Non-sex hormones in sexing liver cancers
NUS biologists have discovered that two hormone factors, cortisol and serotonin, play critical roles in the development of male-biased liver cancers.
Liver cancer is a sex-biased disease. It occurs more frequently in males than females. This gives an impression that sex hormones might be involved in the development of liver cancers. However, clinical trials targeting sex hormones did not produce sufficiently convincing results, suggesting that other factors might also be involved. Liver cancer models based on zebrafish also show sex disparity. In particular, two non-sex hormone factors, cortisol and serotonin, appear to play critical roles in the sex disparity of liver cancers.
Using a liver tumour model in krasv12 transgenic zebrafish, a research group led by Prof GONG Zhiyuan, including Ph.D. students YAN Chuan and YANG Qiqi from the Department of Biological Sciences, NUS found that some other factors which are not sex hormones play critical roles in the sex disparity of liver cancers. In one study, they found that a glucocorticoid hormone, cortisol, is produced more than usual in male zebrafish with liver cancers. This hormone could trigger two different types of white blood cells, neutrophils and macrophages, which in turn enhance the development of liver cancer. In another study, they found that serotonin, a neurotransmitter, is also produced more than usual in male oncogenic livers. This again can cause the growth of liver cancer through the activation of a major cell type involved in liver diseases (hepatic stellate cells).
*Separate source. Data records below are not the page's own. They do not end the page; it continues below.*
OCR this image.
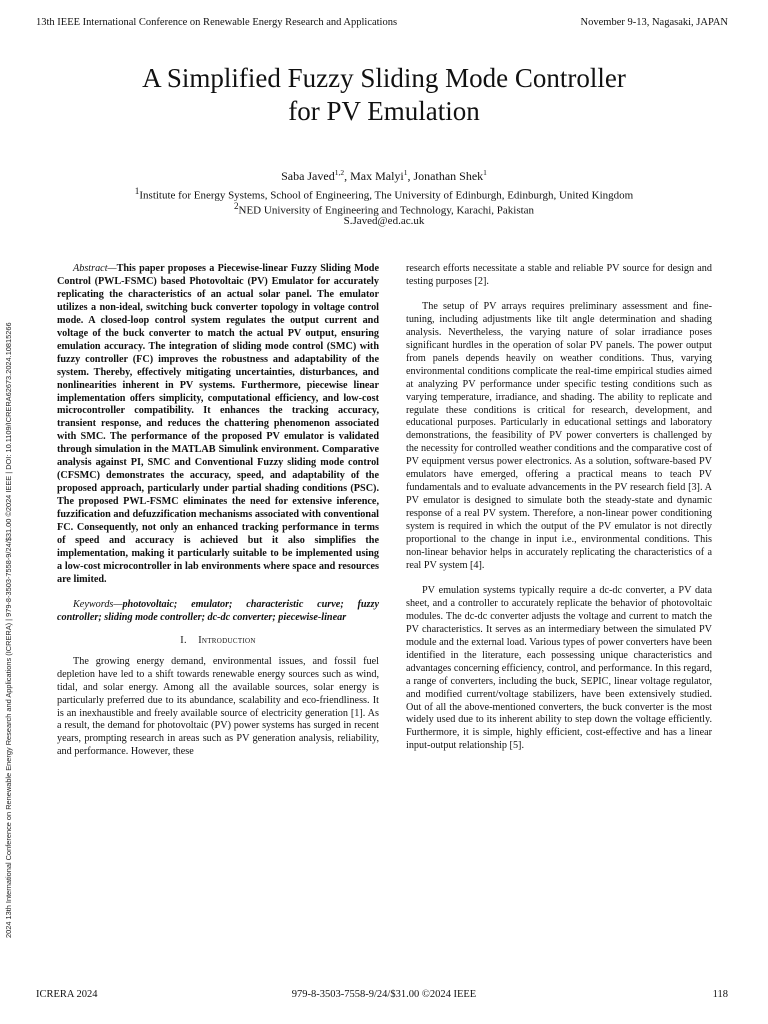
13th IEEE International Conference on Renewable Energy Research and Applications	November 9-13, Nagasaki, JAPAN
A Simplified Fuzzy Sliding Mode Controller
for PV Emulation
Saba Javed$^{1,2}$, Max Malyi$^1$, Jonathan Shek$^1$
$^1$Institute for Energy Systems, School of Engineering, The University of Edinburgh, Edinburgh, United Kingdom
$^2$NED University of Engineering and Technology, Karachi, Pakistan
S.Javed@ed.ac.uk
2024 13th International Conference on Renewable Energy Research and Applications (ICRERA) | 979-8-3503-7558-9/24/$31.00 ©2024 IEEE | DOI: 10.1109/ICRERA62673.2024.10815266

Abstract—This paper proposes a Piecewise-linear Fuzzy Sliding Mode Control (PWL-FSMC) based Photovoltaic (PV) Emulator for accurately replicating the characteristics of an actual solar panel. The emulator utilizes a non-ideal, switching buck converter topology in voltage control mode. A closed-loop control system regulates the output current and voltage of the buck converter to match the actual PV output, ensuring emulation accuracy. The integration of sliding mode control (SMC) with fuzzy controller (FC) improves the robustness and adaptability of the system. Thereby, effectively mitigating uncertainties, disturbances, and nonlinearities inherent in PV systems. Furthermore, piecewise linear implementation offers simplicity, computational efficiency, and low-cost microcontroller compatibility. It enhances the tracking accuracy, transient response, and reduces the chattering phenomenon associated with SMC. The performance of the proposed PV emulator is validated through simulation in the MATLAB Simulink environment. Comparative analysis against PI, SMC and Conventional Fuzzy sliding mode control (CFSMC) demonstrates the accuracy, speed, and adaptability of the proposed approach, particularly under partial shading conditions (PSC). The proposed PWL-FSMC eliminates the need for extensive inference, fuzzification and defuzzification mechanisms associated with conventional FC. Consequently, not only an enhanced tracking performance in terms of speed and accuracy is achieved but it also simplifies the implementation, making it particularly suitable to be implemented using a low-cost microcontroller in lab environments where space and resources are limited.

Keywords—photovoltaic; emulator; characteristic curve; fuzzy controller; sliding mode controller; dc-dc converter; piecewise-linear

I. Introduction

The growing energy demand, environmental issues, and fossil fuel depletion have led to a shift towards renewable energy sources such as wind, tidal, and solar energy. Among all the available sources, solar energy is particularly preferred due to its abundance, scalability and eco-friendliness. It is an inexhaustible and freely available source of electricity generation [1]. As a result, the demand for photovoltaic (PV) power systems has surged in recent years, prompting research in areas such as PV generation analysis, reliability, and performance. However, these

research efforts necessitate a stable and reliable PV source for design and testing purposes [2].

The setup of PV arrays requires preliminary assessment and fine-tuning, including adjustments like tilt angle determination and shading analysis. Nevertheless, the varying nature of solar irradiance poses significant hurdles in the operation of solar PV panels. The power output from panels depends heavily on weather conditions. Thus, varying environmental conditions complicate the real-time empirical studies aimed at analyzing PV performance under specific testing conditions such as varying temperature, irradiance, and shading. The ability to replicate and regulate these conditions is critical for research, development, and educational purposes. Particularly in educational settings and laboratory demonstrations, the feasibility of PV power converters is challenged by the necessity for controlled weather conditions and the comparative cost of PV equipment versus power electronics. As a solution, software-based PV emulators have emerged, offering a practical means to teach PV fundamentals and to evaluate advancements in the PV research field [3]. A PV emulator is designed to simulate both the steady-state and dynamic response of a real PV system. Therefore, a non-linear power conditioning system is required in which the output of the PV emulator is not directly proportional to the change in input i.e., environmental conditions. This non-linear behavior helps in accurately replicating the characteristics of a real PV system [4].

PV emulation systems typically require a dc-dc converter, a PV data sheet, and a controller to accurately replicate the behavior of photovoltaic modules. The dc-dc converter adjusts the voltage and current to match the PV characteristics. It serves as an intermediary between the simulated PV module and the external load. Various types of power converters have been identified in the literature, each possessing unique characteristics and advantages concerning efficiency, control, and performance. In this regard, a range of converters, including the buck, SEPIC, linear voltage regulator, and modified current/voltage stabilizers, have been extensively studied. Out of all the above-mentioned converters, the buck converter is the most widely used due to its inherent ability to step down the voltage efficiently. Furthermore, it is simple, highly efficient, cost-effective and has a linear input-output relationship [5].

ICRERA 2024	979-8-3503-7558-9/24/$31.00 ©2024 IEEE	118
Zebrafish liver tumours share remarkable similarity with human liver tumours in terms of disease markers, molecular pathways and other features. The current studies provide the first evidence showing the involvement of non-sex hormones in male-biased liver cancer. These findings have also been validated in human liver disease samples. Apart from strengthening confidence in using zebrafish to study human liver cancers, it can lead to new potential therapeutic targets for the treatment of liver cancers. This can also be extended to other types of cancer which show sex disparity, particularly those found in the digestive tract.
Although two major molecular pathways have been identified in enhancing male-biased liver cancer, the detailed molecular mechanisms involved remain unclear. In particular, the mechanism in which the activation of the kras oncogene can trigger the two molecular pathways remains unknown. The present studies have focused on the roles of neutrophils, macrophages and hepatic stellate cells. However, the contribution of many other types of liver cells within the tumour microenvironment, such as bile duct cells, other immune cells and platelets, etc. remains to be studied. There is a need for a more comprehensive understanding of the tumour microenvironment so that a more effective cure against liver diseases can be developed.
Prof Gong commented, “The zebrafish model is increasingly used for human disease studies and now all major universities and research institutes around the world have established zebrafish facilities for biomedical research. The current studies highlight the importance of some non-sex hormones in the development of male-biased liver cancer and this may prompt us to have alternative and supplementary therapeutic strategies in fighting it.”
Figure shows the schematic illustration of (A) cortisol and (B) serotonin pathways in male-biased development of liver cancer. Abbreviations: TAM: Tumour-infiltrated macrophage; TAN: Tumour-infiltrated neutrophil; HSCs: Hepatic stellate cells.
Yan C; Yang Q; Gong Z*, “Tumor-associated neutrophils and macrophages promote gender disparity in hepatocellular carcinoma in zebrafish” CANCER RESEARCH Volume: 77 Issue: 6 Pages: 1395-1407 DOI: 10.1158/0008-5472.CAN-16-2200 Published: 2017.
Yang Q; Yan C; Yin C; Gong Z*, “Serotonin activated hepatic stellate cells contribute to sex disparity in hepatocellular carcinoma” CELLULAR AND MOLECULAR GASTROENTEROLOGY AND HEPATOLOGY 3(3):484-499 DOI: 10.1016/j.jcmgh.2017.01.002 Published: 2017.